The voice was indeed winning and warm, the old Roger again. Fortnum shook his head, more bewildered than before.

“Roger,” he said, “this is the craziest day I’ve ever spent. You’re not running off from Dorothy? Good Lord, you can tell me.”

“I love her with all my heart. Now, here’s Lieutenant Parker of the Ridgetown police. Good-by, Hugh.”

“Good—”

But the lieutenant was on the line, talking angrily. What had Fortnum meant putting them to this trouble? What was going on? Who did he think he was? Did or didn’t he want this so-called friend held or released?

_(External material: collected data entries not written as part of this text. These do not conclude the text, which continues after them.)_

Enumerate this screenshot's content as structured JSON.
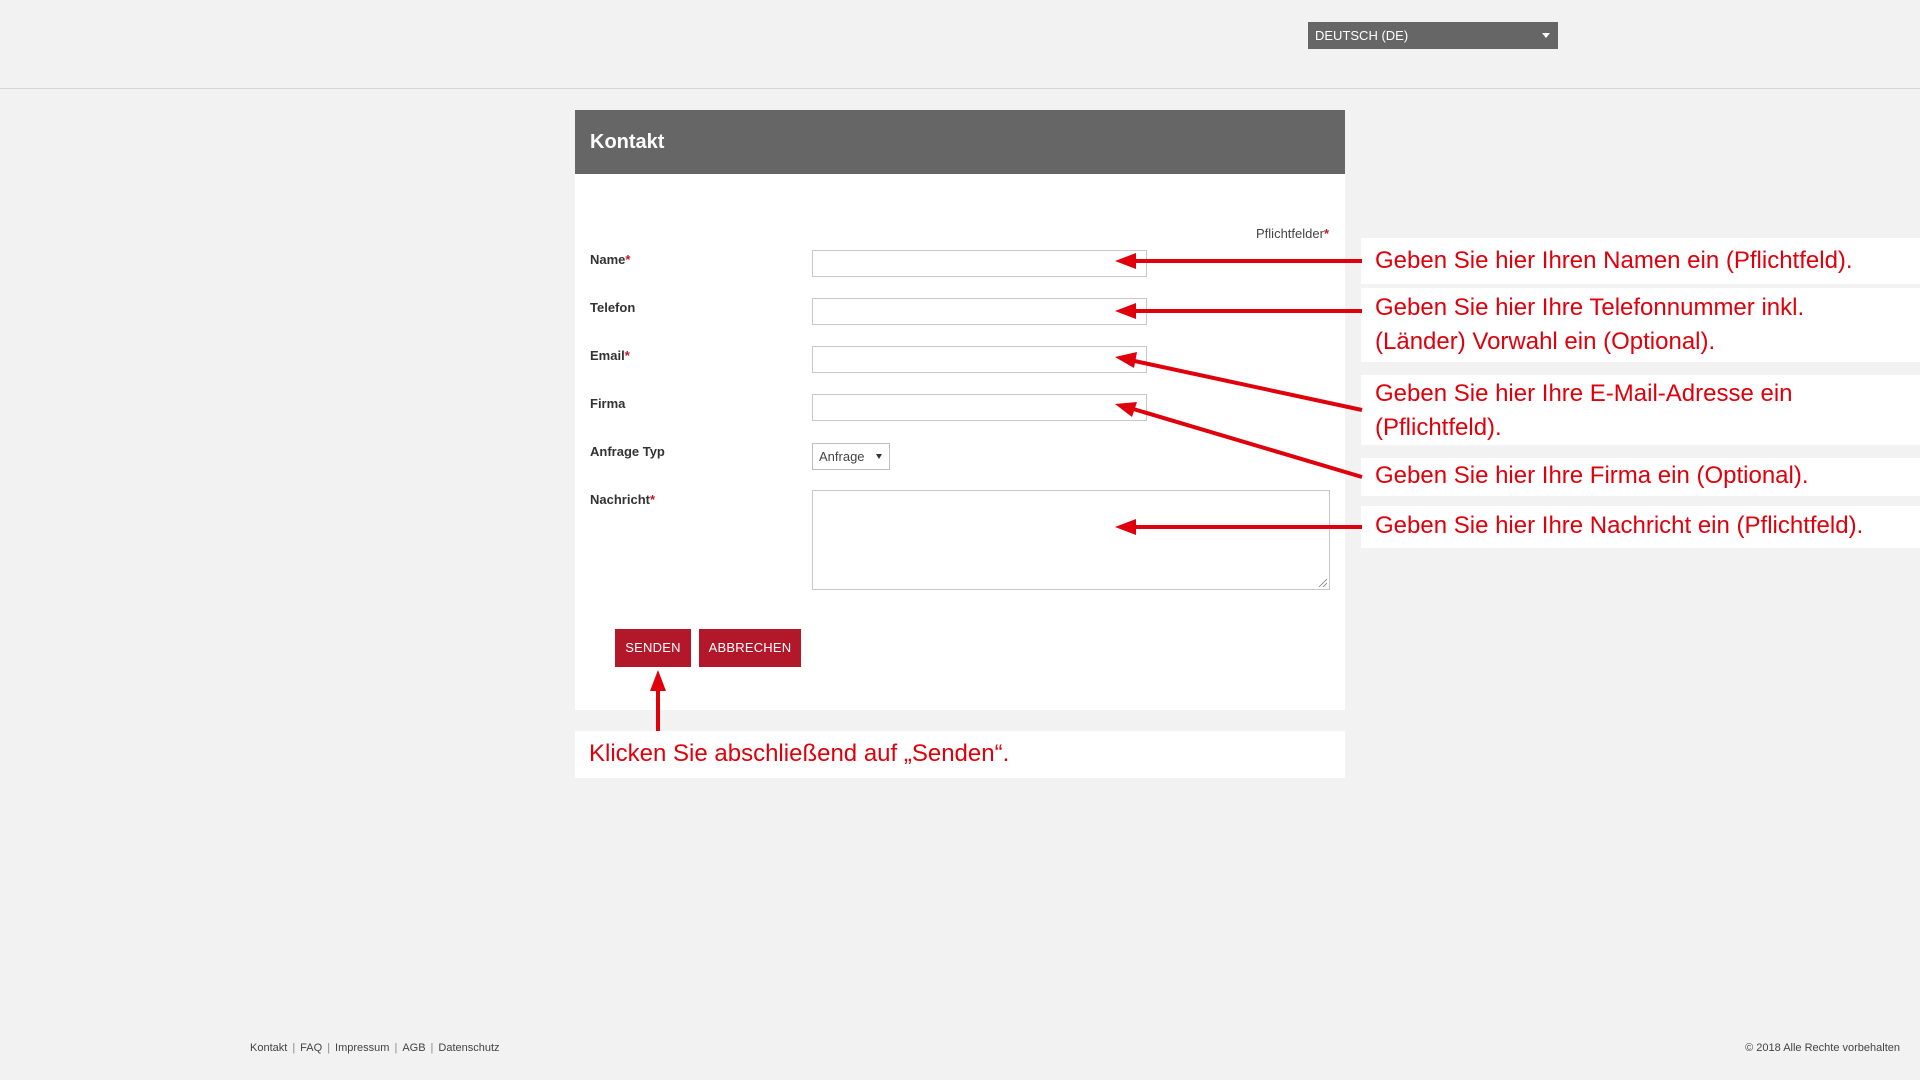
{
  "header": {
    "language": "DEUTSCH (DE)"
  },
  "form": {
    "title": "Kontakt",
    "required_note": "Pflichtfelder",
    "required_marker": "*",
    "fields": {
      "name": {
        "label": "Name",
        "value": ""
      },
      "telefon": {
        "label": "Telefon",
        "value": ""
      },
      "email": {
        "label": "Email",
        "value": ""
      },
      "firma": {
        "label": "Firma",
        "value": ""
      },
      "anfrage_typ": {
        "label": "Anfrage Typ",
        "value": "Anfrage"
      },
      "nachricht": {
        "label": "Nachricht",
        "value": ""
      }
    },
    "buttons": {
      "send": "SENDEN",
      "cancel": "ABBRECHEN"
    }
  },
  "annotations": {
    "name": "Geben Sie hier Ihren Namen ein (Pflichtfeld).",
    "telefon_1": "Geben Sie hier Ihre Telefonnummer inkl.",
    "telefon_2": "(Länder) Vorwahl ein (Optional).",
    "email_1": "Geben Sie hier Ihre E-Mail-Adresse ein",
    "email_2": "(Pflichtfeld).",
    "firma": "Geben Sie hier Ihre Firma ein (Optional).",
    "nachricht": "Geben Sie hier Ihre Nachricht ein (Pflichtfeld).",
    "senden": "Klicken Sie abschließend auf „Senden“."
  },
  "footer": {
    "links": [
      "Kontakt",
      "FAQ",
      "Impressum",
      "AGB",
      "Datenschutz"
    ],
    "copyright": "© 2018 Alle Rechte vorbehalten"
  },
  "colors": {
    "header_gray": "#666666",
    "button_red": "#b3172a",
    "annotation_red": "#e0000b"
  }
}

“Released,” Fortnum managed to say somewhere along the way, and hung up the phone and imagined he heard a voice call all aboard and the massive thunder of the train leaving the station two hundred miles south in the somehow increasingly dark night.

Cynthia walked very slowly into the parlor.

“I feel so foolish,” she said.

“How do you think I feel?”

“Who could have sent that telegram? And why?”

He poured himself some Scotch and stood in the middle of the room looking at it.

“I’m glad Roger is all right,” his wife said, at last.

“He isn’t,” said Fortnum.

“But you just said—”

“I said nothing. After all, we couldn’t very well drag him off that train and truss him up and send him home, could we, if he insisted he was okay? No. He sent that telegram, but he changed his mind after sending it. Why, why, why?” Fortnum paced the room, sipping the drin

k. “Why warn us against special delivery packages? The only package we’ve got this year which fits that description is the one Tom got this morning—” His voice trailed off.

Before he could move, Cynthia was at the wastepaper basket taking out the crumpled wrapping paper with the special-delivery stamps on it.

The postmark read: NEW ORLEANS, LA.

Cynthia looked up from it. “New Orleans. Isn’t that where Roger is heading right now?”